M. Paradis (Brome-Missisquoi): Oui. En vertu de la règle de l'alternance...

Le Président (M. Kehoe): Mme la députée de Maisonneuve.

Mme Harel: Oui, M. le Président. C'est avec beaucoup de plaisir - c'est vrai - que je reçois Montréal-Centre, M. Bouchard, Mme Maude-Pierre Pierre et Francine Lalonde. Je crois que ia qualité de votre mémoire est certainement appréciée par tous les membres de la commission. J'ai eu moi-même le plaisir de présider la région de Montréal-Centre pendant plusieurs années.

Des voix: Ha, ha, ha!

Mme Harel: J'ai toujours le sentiment que cela a été mes plus belles années. Je suis vraiment contente que, d'une certaine façon, vous mainteniez cette réputation qu'avait Montréal-Centre d'aller au fond des choses dans la réflexion qu'elle offrait à l'époque à son gouvernement et qu'elle offre maintenant au gouvernement du Québec. Je crois que, dans la première partie de l'historique que vous faites, le ministre a mis en cause le fait que, fondamentalement, l'orientation du rapport Boucher était de mettre fin à tout le fractionnement et à la multiplicité des programmes épars. Pour avoir relu le rapport Boucher, je crois qu'il y avait un seul niveau de barèmes. Cela ne supposait pas pour autant qu'il n'y ait pas de catégories, mais les catégories n'étaient pas utilisées aux fins de couvrir différemment les besoins essentiels. Les besoins essentiels sont fondamentaux et sont les mêmes pour tout le monde. Les besoins de manger, de se vêtir, de se chauffer et de se loger sont essentiels. Je crois que les catégories n'étaient utilisées que pour donner la priorité à des clientèles.

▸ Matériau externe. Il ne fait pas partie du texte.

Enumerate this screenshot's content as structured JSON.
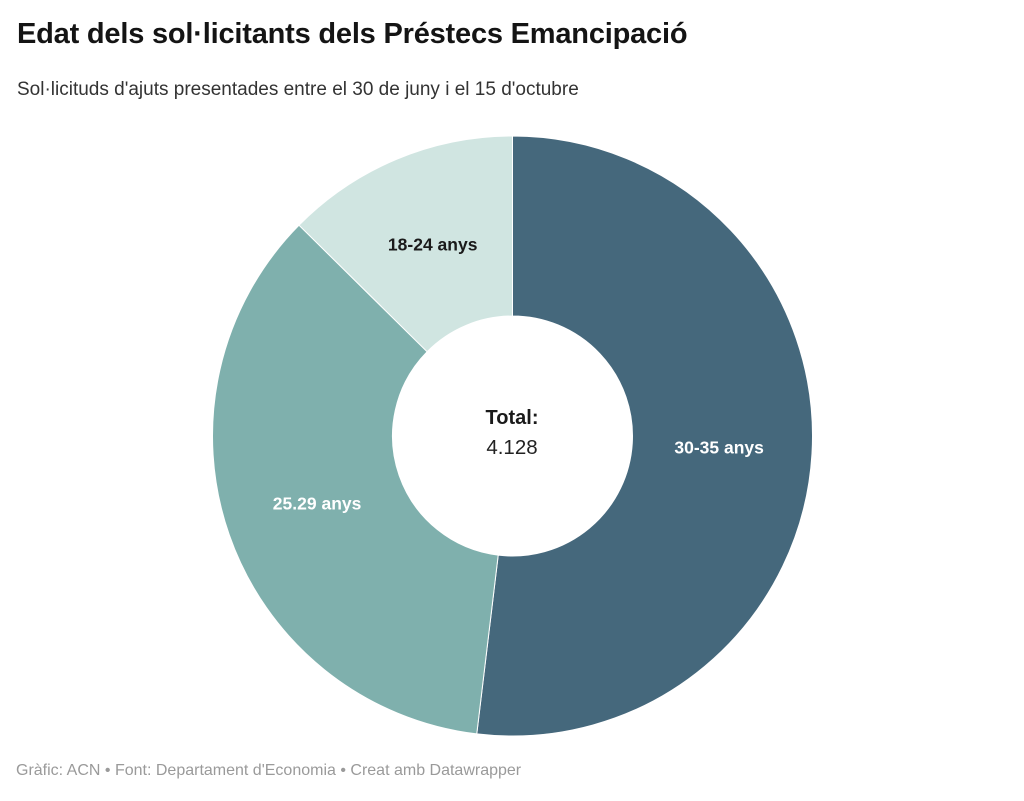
{
  "chart_data": {
    "type": "pie",
    "subtype": "donut",
    "title": "Edat dels sol·licitants dels Préstecs Emancipació",
    "subtitle": "Sol·licituds d'ajuts presentades entre el 30 de juny i el 15 d'octubre",
    "center_label": "Total:",
    "center_value": "4.128",
    "total_numeric": 4128,
    "start_angle_deg": 0,
    "legend": "none (labels placed on slices)",
    "segments": [
      {
        "label": "30-35 anys",
        "share_pct": 51.9,
        "color": "#45687c",
        "label_color": "#ffffff"
      },
      {
        "label": "25.29 anys",
        "share_pct": 35.5,
        "color": "#7fb0ad",
        "label_color": "#ffffff"
      },
      {
        "label": "18-24 anys",
        "share_pct": 12.6,
        "color": "#d0e5e1",
        "label_color": "#1a1a1a"
      }
    ]
  },
  "footer": {
    "text": "Gràfic: ACN • Font: Departament d'Economia • Creat amb Datawrapper"
  }
}
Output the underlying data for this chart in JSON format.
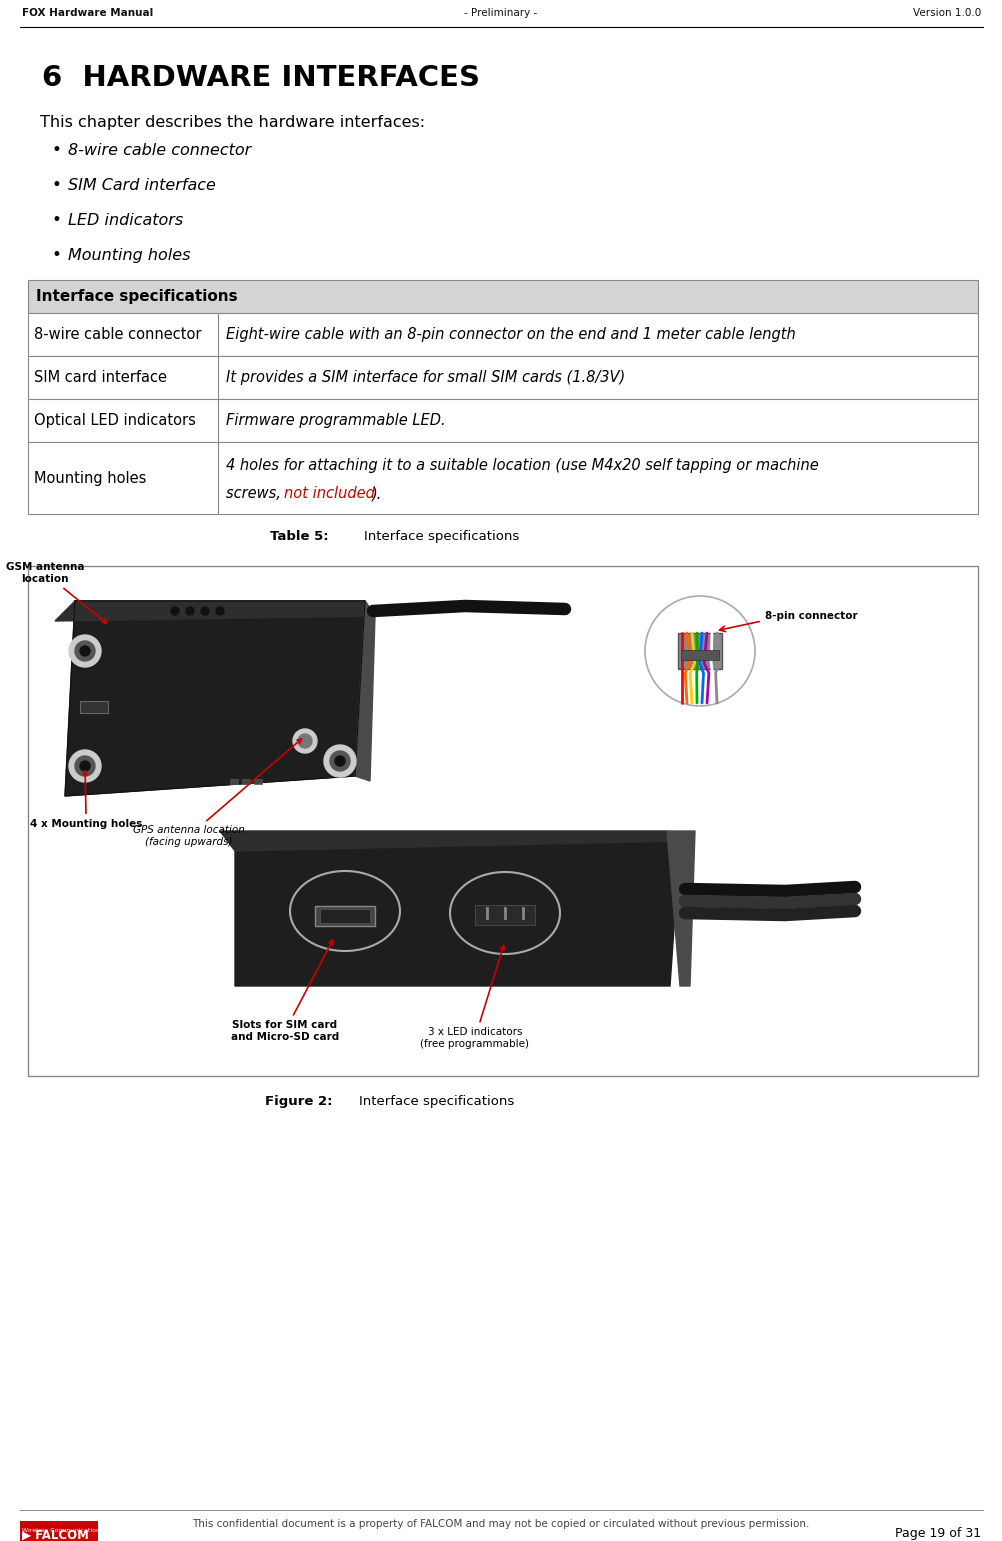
{
  "content_bg": "#f2f2f2",
  "white": "#ffffff",
  "header_text_left": "FOX Hardware Manual",
  "header_text_center": "- Preliminary -",
  "header_text_right": "Version 1.0.0",
  "chapter_title": "6  HARDWARE INTERFACES",
  "intro_text": "This chapter describes the hardware interfaces:",
  "bullets": [
    "8-wire cable connector",
    "SIM Card interface",
    "LED indicators",
    "Mounting holes"
  ],
  "table_header": "Interface specifications",
  "table_rows": [
    [
      "8-wire cable connector",
      "Eight-wire cable with an 8-pin connector on the end and 1 meter cable length"
    ],
    [
      "SIM card interface",
      "It provides a SIM interface for small SIM cards (1.8/3V)"
    ],
    [
      "Optical LED indicators",
      "Firmware programmable LED."
    ],
    [
      "Mounting holes",
      "4 holes for attaching it to a suitable location (use M4x20 self tapping or machine",
      "screws, ",
      "not included",
      ")."
    ]
  ],
  "table_caption_bold": "Table 5:",
  "table_caption_normal": "        Interface specifications",
  "figure_caption_bold": "Figure 2:",
  "figure_caption_normal": "        Interface specifications",
  "footer_text": "This confidential document is a property of FALCOM and may not be copied or circulated without previous permission.",
  "footer_page": "Page 19 of 31",
  "table_header_bg": "#d4d4d4",
  "table_border": "#888888",
  "red_color": "#cc0000",
  "figure_border": "#aaaaaa",
  "figure_bg": "#ffffff",
  "device_dark": "#1e1e1e",
  "device_mid": "#2e2e2e",
  "device_light": "#4a4a4a",
  "device_highlight": "#5a5a5a"
}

Dernièrement, dans ce qui n'est pas un dépliant mais cette revue publiée par le Centre justice et foi et qui s'appelle Relations, je retrouvais un extrait du rapport Boucher. J'ai fait le test de le faire lire à des personnes, mais en enlevant la référence au rapport Boucher et la date. Cela disait: "Un travailleur sur onze se trouve en chômage. La précarité prolongée de l'emploi est ainsi une des causes les plus puissantes de l'accroissement de l'assistance." Les personnes à qui je le faisais lire, sans référence de date, croyaient qu'il s'agissait de la réalité de maintenant, de 1987. Maintenant, ce n'est même pas un sur onze, c'est un sur dix. Ce qui est inouï, c'est qu'on nous a présenté le document du ministre Paradis comme devant résoudre des problèmes actuels qui n'existaient pas il y a 25 ans, lorsqu'il y a eu cette réforme majeure qui était l'un des piliers de la Révolution tranquille.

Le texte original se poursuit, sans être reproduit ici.